Artists
Eliseu Meifrèn i Roig
Barcelona, 1857 - Barcelona, 1940
Eliseu Meifrèn i Roig was educated at the Llotja art school in Barcelona. As a young man he travelled to Paris, almost at the time of the first presentation of Impressionism. However, it would be a long time before this movement influenced him, as he initially espoused a conventional style of landscape painting. As early as 1879 he won a gold medal at the Regional Exhibition in Valencia, and from then onwards he participated very actively in group exhibitions in Europe and South America. His first solo exhibition was at the Sala Parés in Barcelona in 1890, and he held many more in Barcelona until 1939, as well as in Buenos Aires (1900, 1902, 1903, 1907 and 1909), Montevideo (1900), Madrid (1905, 1907, 1920, 1923, 1925, 1928 and 1936), Paris (1907), New York (1916), San Sebastian (1925), Palma de Mallorca (1929) and Bilbao (1936). In Barcelona he joined the Modernista group from its very beginnings, although he never completely bowed to its influence. For a while he adhered to the so-called Luminarist School of Sitges, the town which Santiago Rusiñol discovered through him. Even though he also practiced figure painting, his work was centred mainly on landscapes and seascapes, for which he travelled widely. He naturally painted many works in Catalonia, especially Cadaqués, but also in France (during several stays), Argentina (1900), the Canary Islands (1902), Majorca (1907) – where he directed the Palma School of Fine Arts – Belgium, Italy (1910), the United States (1915–17) and many other places.
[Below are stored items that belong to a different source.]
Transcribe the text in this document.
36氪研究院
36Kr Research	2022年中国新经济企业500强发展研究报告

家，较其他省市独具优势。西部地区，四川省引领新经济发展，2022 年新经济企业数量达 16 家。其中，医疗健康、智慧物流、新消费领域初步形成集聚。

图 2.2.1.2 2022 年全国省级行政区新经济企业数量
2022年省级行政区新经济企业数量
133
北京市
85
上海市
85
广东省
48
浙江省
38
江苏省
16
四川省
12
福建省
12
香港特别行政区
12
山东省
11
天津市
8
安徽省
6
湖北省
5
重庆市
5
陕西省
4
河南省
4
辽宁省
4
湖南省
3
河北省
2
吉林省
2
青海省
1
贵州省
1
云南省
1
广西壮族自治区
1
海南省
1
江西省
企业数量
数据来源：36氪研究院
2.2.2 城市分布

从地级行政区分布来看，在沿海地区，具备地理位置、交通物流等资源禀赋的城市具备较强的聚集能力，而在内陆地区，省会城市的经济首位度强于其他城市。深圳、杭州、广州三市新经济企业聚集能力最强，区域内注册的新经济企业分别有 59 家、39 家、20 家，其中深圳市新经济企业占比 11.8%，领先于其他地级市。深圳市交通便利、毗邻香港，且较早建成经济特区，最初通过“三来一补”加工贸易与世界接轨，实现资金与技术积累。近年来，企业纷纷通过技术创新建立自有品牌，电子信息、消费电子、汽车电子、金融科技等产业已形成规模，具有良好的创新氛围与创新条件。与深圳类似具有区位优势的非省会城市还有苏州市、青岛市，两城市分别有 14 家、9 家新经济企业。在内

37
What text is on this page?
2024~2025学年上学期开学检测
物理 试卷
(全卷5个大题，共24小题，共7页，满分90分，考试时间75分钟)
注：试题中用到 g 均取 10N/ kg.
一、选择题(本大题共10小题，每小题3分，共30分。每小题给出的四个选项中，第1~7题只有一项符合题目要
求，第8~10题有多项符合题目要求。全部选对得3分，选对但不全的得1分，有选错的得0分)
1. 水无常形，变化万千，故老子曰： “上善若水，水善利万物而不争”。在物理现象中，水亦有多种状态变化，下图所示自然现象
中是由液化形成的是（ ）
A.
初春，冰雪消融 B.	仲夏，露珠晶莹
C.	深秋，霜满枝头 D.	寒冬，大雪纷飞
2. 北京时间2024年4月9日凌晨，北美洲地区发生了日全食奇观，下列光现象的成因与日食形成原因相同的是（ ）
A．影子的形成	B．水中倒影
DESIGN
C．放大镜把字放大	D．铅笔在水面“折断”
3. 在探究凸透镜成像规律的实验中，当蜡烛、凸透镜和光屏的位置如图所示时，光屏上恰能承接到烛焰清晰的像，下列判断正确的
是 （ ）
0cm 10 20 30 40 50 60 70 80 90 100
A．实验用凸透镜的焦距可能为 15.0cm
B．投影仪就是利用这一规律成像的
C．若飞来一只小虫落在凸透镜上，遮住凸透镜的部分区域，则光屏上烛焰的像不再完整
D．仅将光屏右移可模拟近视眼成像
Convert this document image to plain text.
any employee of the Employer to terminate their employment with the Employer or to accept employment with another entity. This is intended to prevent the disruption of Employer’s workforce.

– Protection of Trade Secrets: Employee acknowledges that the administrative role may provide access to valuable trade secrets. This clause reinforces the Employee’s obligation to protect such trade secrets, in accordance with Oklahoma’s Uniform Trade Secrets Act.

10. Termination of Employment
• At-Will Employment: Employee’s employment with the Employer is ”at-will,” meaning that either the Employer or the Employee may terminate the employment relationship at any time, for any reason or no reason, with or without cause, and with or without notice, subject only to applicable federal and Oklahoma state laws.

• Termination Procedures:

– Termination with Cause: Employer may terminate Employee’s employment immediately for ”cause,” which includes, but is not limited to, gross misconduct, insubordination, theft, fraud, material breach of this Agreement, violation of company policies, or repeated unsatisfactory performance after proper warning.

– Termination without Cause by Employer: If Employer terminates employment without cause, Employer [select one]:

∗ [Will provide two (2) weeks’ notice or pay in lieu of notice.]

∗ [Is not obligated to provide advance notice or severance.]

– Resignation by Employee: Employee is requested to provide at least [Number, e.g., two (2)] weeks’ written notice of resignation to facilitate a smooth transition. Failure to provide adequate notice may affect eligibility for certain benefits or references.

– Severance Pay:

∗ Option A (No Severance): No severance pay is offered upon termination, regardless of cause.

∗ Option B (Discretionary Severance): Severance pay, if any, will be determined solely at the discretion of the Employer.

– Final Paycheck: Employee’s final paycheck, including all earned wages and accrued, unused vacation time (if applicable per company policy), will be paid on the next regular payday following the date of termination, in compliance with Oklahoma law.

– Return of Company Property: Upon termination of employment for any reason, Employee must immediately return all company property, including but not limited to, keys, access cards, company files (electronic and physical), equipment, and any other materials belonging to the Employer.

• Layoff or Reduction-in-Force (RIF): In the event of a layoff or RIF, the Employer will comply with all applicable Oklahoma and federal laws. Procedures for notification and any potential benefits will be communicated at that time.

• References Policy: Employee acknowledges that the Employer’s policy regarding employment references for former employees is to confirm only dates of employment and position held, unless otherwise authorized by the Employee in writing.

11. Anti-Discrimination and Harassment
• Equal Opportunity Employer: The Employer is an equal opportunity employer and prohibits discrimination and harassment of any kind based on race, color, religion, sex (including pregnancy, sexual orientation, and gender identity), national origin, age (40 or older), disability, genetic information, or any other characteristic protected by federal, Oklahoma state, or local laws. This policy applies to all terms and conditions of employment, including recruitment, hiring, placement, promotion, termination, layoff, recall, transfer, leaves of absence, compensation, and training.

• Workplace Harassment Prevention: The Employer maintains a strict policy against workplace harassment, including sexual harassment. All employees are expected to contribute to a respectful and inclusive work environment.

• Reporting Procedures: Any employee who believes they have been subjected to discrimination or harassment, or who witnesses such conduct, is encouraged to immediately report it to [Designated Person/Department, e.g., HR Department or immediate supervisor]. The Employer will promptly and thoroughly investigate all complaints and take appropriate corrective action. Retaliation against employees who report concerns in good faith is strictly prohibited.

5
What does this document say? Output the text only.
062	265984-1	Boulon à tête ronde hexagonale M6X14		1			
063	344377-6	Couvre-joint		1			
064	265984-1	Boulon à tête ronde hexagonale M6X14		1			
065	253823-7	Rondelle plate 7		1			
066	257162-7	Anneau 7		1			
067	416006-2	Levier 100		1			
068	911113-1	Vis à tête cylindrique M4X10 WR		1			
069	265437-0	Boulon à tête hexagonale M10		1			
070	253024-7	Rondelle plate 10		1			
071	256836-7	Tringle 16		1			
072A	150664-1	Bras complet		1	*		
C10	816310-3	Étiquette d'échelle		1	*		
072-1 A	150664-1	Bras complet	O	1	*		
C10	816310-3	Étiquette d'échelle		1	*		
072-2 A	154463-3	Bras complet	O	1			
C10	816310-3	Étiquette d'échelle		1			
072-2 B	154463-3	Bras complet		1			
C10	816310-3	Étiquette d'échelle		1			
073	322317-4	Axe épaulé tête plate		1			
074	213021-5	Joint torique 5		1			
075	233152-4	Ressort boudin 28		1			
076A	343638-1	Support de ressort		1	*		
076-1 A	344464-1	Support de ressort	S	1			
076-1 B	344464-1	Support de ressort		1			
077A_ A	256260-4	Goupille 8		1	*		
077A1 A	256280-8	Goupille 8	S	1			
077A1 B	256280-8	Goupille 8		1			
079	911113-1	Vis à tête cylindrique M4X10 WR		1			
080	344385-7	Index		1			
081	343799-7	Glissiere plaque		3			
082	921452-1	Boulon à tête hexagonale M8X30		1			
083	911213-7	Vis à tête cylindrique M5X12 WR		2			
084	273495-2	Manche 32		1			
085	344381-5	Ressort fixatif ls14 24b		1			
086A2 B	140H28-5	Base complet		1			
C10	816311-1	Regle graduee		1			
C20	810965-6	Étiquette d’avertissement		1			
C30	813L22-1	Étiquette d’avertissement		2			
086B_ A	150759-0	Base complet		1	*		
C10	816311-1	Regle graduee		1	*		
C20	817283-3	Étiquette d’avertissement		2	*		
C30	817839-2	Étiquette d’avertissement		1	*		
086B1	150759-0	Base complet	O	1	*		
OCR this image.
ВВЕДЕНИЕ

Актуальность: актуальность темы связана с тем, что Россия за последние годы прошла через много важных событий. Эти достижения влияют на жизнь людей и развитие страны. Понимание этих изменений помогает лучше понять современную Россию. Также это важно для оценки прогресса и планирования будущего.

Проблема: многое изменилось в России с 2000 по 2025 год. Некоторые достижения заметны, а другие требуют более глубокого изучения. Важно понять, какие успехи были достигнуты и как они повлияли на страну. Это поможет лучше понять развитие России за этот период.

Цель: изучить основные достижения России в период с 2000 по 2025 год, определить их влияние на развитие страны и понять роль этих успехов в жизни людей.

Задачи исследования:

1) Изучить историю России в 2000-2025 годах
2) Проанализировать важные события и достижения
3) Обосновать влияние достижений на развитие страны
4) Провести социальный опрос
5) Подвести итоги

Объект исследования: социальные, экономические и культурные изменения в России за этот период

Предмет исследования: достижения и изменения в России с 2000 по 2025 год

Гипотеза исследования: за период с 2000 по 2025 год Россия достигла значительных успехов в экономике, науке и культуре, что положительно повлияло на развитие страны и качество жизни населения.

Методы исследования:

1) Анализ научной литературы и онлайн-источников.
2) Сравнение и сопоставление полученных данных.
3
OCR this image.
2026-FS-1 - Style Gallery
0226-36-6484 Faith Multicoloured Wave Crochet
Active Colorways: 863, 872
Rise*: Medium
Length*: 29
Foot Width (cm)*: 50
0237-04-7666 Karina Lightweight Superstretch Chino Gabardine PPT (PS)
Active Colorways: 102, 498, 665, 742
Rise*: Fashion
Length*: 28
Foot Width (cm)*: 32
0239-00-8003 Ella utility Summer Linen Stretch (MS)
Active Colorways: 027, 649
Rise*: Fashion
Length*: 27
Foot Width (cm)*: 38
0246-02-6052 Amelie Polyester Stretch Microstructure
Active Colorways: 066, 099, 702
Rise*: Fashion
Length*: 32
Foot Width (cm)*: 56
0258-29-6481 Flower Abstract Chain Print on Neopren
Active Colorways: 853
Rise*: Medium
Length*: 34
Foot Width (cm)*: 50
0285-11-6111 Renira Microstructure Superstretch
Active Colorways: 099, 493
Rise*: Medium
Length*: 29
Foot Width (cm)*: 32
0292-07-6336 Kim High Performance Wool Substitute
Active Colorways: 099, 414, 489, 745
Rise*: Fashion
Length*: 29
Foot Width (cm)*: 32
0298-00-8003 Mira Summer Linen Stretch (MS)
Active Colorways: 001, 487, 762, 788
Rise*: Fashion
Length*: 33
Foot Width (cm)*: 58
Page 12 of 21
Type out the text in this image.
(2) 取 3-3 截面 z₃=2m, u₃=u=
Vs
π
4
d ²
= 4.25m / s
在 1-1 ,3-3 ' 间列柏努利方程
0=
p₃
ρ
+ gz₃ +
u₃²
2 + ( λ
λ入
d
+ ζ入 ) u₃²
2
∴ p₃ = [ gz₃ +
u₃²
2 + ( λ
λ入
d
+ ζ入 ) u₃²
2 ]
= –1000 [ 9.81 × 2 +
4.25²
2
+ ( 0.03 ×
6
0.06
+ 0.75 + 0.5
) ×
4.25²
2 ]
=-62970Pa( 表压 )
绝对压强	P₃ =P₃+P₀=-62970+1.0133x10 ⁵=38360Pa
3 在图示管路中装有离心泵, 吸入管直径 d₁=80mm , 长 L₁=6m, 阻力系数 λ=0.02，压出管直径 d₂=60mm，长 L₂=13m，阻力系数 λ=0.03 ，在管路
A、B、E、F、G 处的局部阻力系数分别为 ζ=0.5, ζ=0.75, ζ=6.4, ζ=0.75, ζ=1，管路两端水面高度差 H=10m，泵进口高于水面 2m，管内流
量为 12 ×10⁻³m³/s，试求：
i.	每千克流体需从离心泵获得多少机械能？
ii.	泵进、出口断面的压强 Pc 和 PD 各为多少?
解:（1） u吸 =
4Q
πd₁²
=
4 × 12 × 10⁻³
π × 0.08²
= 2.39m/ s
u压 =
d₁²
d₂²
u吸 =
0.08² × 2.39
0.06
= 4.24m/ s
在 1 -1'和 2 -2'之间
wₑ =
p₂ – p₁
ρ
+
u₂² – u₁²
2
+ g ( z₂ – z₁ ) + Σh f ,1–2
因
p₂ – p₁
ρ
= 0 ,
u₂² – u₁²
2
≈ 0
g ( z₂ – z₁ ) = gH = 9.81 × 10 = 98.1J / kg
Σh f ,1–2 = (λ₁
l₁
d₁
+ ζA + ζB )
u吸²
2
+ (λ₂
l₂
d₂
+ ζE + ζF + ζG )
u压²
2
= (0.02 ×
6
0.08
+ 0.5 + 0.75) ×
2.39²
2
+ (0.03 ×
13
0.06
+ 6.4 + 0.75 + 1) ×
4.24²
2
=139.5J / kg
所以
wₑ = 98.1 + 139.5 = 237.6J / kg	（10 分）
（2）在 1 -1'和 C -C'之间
Prominent among his numerous prizes are the first-place medals at the Barcelona Exhibition of Fine Arts in 1896 and at the National Exhibition in Madrid in 1906, a first prize at the Buenos Aires National Exhibition of 1910, a medal of honour at the San Francisco Exhibition in 1915, first prize at the San Diego Exhibition of 1916 and the Premio Nonell awarded in Barcelona in 1935. He was a very prolific, solid and skilful painter and stood out for his landscapes, whose realism gradually opened up to the boldness of Impressionism, although he did not fully espouse this influence until the 1920s–1930s.